During the trial, the defendants filed an application seeking to direct the plaintiff to undergo DNA test to establish his biological link with late Trilok Chand Gupta and late Sona Devi. The plaintiff objected to this and pointed out that he has produced adequate documentary evidence to support his claim. 

The Trial Court dismissed the application saying that the plaintiff cannot be compelled to undergo the test. However, the High Court on appeal,directed the plaintiff to undergo the DNA test. Hence, the plaintiff approached the Supreme Court. 

After considering the facts & circumstances, the Apex Court noted issues arising in the present case as to whether in a declaratory suit where ownership over coparcenary property is claimed, the plaintiff, against his wishes, can be subjected to the DNA test? 

The Apex Court further noted other issues as to whether the plaintiff without subjecting himself to a DNA test, is entitled to establish his right over the property in question, through other material evidence; or, whether in the absence of consent, a party can be forced to provide sample for a DNA test?  

Quoting the decision in case of Banarsi Dass vs. Teeku Dutta, where it was held that DNA test is not to be directed as a matter of routine but only in deserving cases, as well as the decision in case of Dipanwita Roy vs. Ronobroto Roy , in a case related to alleged infidelity, wherein it was held that adverse inference may be drawn against a party who refuses to undergo the DNA Test, the Top Court observed that possibility of stigmatizing a person calls for consideration. 

The Division Bench opined that in a case like the present, the Court’s decision should be rendered only after balancing the interests of the parties, i.e, the quest for truth, and the social and cultural implications involved therein. 

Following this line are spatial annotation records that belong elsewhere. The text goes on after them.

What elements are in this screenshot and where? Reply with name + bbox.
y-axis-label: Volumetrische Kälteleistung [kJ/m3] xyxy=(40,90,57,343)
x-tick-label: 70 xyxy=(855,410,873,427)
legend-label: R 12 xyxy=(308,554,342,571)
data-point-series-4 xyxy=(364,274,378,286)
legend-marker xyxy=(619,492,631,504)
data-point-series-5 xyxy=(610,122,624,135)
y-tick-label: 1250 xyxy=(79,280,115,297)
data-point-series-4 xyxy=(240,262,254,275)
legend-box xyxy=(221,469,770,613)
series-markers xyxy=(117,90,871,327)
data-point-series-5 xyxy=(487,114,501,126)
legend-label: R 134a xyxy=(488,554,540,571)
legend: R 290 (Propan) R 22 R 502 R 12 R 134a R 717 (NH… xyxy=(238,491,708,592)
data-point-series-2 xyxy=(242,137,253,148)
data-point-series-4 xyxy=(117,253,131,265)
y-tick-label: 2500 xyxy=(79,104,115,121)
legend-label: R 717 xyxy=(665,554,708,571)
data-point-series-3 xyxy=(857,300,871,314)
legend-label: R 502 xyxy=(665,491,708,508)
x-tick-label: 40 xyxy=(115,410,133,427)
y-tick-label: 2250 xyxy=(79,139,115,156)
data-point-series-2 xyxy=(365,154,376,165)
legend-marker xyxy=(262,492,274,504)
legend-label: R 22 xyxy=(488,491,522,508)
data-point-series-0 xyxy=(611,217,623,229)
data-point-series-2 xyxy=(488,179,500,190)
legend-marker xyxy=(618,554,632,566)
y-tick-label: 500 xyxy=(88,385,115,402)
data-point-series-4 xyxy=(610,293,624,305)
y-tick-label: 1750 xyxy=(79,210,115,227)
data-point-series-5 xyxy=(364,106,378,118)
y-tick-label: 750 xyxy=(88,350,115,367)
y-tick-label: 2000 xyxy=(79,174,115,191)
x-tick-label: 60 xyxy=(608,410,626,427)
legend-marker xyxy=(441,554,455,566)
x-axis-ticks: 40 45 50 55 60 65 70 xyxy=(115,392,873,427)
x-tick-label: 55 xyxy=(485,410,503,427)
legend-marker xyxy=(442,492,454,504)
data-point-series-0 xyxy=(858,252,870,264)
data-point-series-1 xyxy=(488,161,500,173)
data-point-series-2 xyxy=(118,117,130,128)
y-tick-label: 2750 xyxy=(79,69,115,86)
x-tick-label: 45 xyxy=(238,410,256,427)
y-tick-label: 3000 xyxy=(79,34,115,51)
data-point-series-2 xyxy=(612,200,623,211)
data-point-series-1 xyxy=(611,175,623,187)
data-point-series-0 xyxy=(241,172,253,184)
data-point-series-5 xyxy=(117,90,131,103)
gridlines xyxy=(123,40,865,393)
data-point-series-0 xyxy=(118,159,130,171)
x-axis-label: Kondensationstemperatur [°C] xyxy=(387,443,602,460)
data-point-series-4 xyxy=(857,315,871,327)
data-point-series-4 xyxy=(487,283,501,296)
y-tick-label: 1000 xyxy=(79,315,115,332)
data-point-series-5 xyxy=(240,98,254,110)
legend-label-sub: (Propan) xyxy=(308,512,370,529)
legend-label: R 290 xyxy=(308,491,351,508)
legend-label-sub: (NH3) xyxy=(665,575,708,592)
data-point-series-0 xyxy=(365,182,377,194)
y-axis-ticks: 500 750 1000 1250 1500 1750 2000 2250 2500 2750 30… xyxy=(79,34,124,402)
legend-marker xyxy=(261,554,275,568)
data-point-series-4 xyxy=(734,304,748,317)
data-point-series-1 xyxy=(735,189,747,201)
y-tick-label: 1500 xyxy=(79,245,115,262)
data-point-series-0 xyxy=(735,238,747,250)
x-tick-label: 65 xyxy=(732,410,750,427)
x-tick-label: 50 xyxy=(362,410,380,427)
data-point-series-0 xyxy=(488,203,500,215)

Referring to unanimous decision of this Court in K.S Puttaswamy vs. Union of India , wherein the right to privacy has been declared a constitutionally protected right in India, the Bench elaborated that the Court should examine the proportionality of the legitimate aims being pursued, i.e whether the same are not arbitrary or discriminatory, whether they may have an adverse impact on the person and that they justify the encroachment upon the privacy and personal autonomy of the person, being subjected to the DNA Test. 

It cannot be overlooked that in the present case, the application to subject the Plaintiff to a DNA Test is in a declaratory suit and the plaintiff has already adduced evidence and is not interested to produce additional evidence (DNA), to prove his case. It is now the turn of the defendants to adduce their evidence. At this stage, they are asking for subjecting the plaintiff to a DNA test. Questioning the timing of the application the trial Court dismissed the defendants application and we feel that it was the correct order”, observed the Bench. 

The Bench further added that the Court is to weigh both side’s evidence with all attendant circumstances and then reach a verdict in the Suit and this is not the kind of case where a DNA test of the plaintiff is without exception. 

The Division Bench went on to observe that in circumstances where other evidence is available to prove or dispute the relationship, the Court should ordinarily refrain from ordering blood tests, as such tests impinge upon the right of privacy of an individual and could also have major societal repercussions. 

Accordingly, the Apex Court quashed the judgment of the High Court whereby the plaintiff was directed in a suit to undergo DNA test.